For the first quarter of 2024, the company posted adjusted earnings of $7.7 billion — a decline from $9.7 billion the previous year but a 6% increase from the final quarter of 2023.

Shell’s adjusted earnings in Q4 2023 came in at $7.3 billion.

Earnings per share were reported at $1.20, exceeding the FactSet consensus estimate of $0.97.

The company's revenue gains were driven by effective oil and gas trading and improved margins, with total production rising 10% from the previous quarter.

Stuart Lamont, investment manager at UK-based wealth manager RBC Brewin Dolphin, was cited by CNBC as saying:

“Shell has beaten expectations by a reasonable margin, despite the impact of lower gas prices during the first quarter.

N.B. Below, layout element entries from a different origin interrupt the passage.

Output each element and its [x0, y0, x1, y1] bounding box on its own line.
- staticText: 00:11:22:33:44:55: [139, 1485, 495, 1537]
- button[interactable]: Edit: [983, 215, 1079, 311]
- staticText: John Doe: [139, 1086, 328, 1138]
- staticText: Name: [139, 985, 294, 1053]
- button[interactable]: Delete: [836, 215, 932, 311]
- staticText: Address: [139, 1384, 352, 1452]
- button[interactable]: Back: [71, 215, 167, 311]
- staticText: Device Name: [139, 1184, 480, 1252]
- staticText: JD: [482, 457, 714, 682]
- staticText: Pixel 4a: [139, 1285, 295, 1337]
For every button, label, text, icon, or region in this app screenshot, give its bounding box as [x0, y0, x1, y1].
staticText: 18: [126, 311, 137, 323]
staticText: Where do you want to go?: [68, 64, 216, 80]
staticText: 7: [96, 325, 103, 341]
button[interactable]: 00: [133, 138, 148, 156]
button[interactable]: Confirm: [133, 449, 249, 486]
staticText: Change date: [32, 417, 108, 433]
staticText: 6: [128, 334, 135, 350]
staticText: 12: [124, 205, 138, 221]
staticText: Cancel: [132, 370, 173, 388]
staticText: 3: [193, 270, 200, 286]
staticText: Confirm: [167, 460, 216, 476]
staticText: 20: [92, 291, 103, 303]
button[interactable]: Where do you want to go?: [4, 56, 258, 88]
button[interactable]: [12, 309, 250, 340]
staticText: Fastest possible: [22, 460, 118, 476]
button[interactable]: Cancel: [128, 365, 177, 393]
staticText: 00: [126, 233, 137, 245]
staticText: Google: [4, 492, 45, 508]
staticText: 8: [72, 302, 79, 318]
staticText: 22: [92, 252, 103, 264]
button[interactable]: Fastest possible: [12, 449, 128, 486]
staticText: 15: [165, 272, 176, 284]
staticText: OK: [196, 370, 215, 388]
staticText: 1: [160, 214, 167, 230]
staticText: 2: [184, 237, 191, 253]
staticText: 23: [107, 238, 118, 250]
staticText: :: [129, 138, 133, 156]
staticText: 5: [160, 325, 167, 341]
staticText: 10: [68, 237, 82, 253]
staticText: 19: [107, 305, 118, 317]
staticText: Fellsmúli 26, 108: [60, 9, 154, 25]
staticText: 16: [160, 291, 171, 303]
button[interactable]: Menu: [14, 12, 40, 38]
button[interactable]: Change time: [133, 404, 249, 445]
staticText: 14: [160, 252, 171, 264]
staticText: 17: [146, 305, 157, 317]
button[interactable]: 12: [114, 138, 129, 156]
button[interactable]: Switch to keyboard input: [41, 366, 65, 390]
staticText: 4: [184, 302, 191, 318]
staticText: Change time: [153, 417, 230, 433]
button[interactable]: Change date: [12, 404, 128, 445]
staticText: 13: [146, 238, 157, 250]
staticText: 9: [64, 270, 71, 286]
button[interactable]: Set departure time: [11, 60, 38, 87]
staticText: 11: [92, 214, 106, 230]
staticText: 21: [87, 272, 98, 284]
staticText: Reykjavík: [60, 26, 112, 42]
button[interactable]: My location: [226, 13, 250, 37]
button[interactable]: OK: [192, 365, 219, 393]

Earnings are up, costs have fallen, and the oil and gas major has brought debt down too – all in all, it’s a solid set of numbers and underlines why the market, generally, remains bullish on Shell”.

“Investors were looking for reassurance on volumes and capital discipline, as these ultimately feed through to cash returns. Today’s update has delivered on both fronts, with the addition of an extension to the share buyback programme”.

 

Shell vehicle

 

Results align with broader industry trend

Shell reported a roughly 20% drop in first-quarter profits compared to the same period last year, mirroring declines across the broader energy sector.  

Last week, U.S. oil behemoths Exxon Mobil and Chevron, alongside France’s TotalEnergies and Norway’s Equinor, all announced significant year-on-year declines in first-quarter profits. These energy giants had recorded record full-year profits in 2022, following Russia’s full-scale invasion of Ukraine. However, their recent revenues have suffered due to a sharp decline in gas prices.

European spot gas prices have plummeted by more than 45% over the past year, partly due to mild winter conditions and a surplus of supplies.

Shell’s UK-based competitor, BP, is set to release its first-quarter earnings on May 7.

At the time of writing on May 2, Shell stock was last up 0.98% on the day.


When considering shares, indices, forex (foreign exchange) and commodities for trading and price predictions, remember that trading CFDs involves a significant degree of risk and could result in capital loss.  

Past performance is not indicative of any future results. This information is provided for informative purposes only and should not be construed to be investment advice.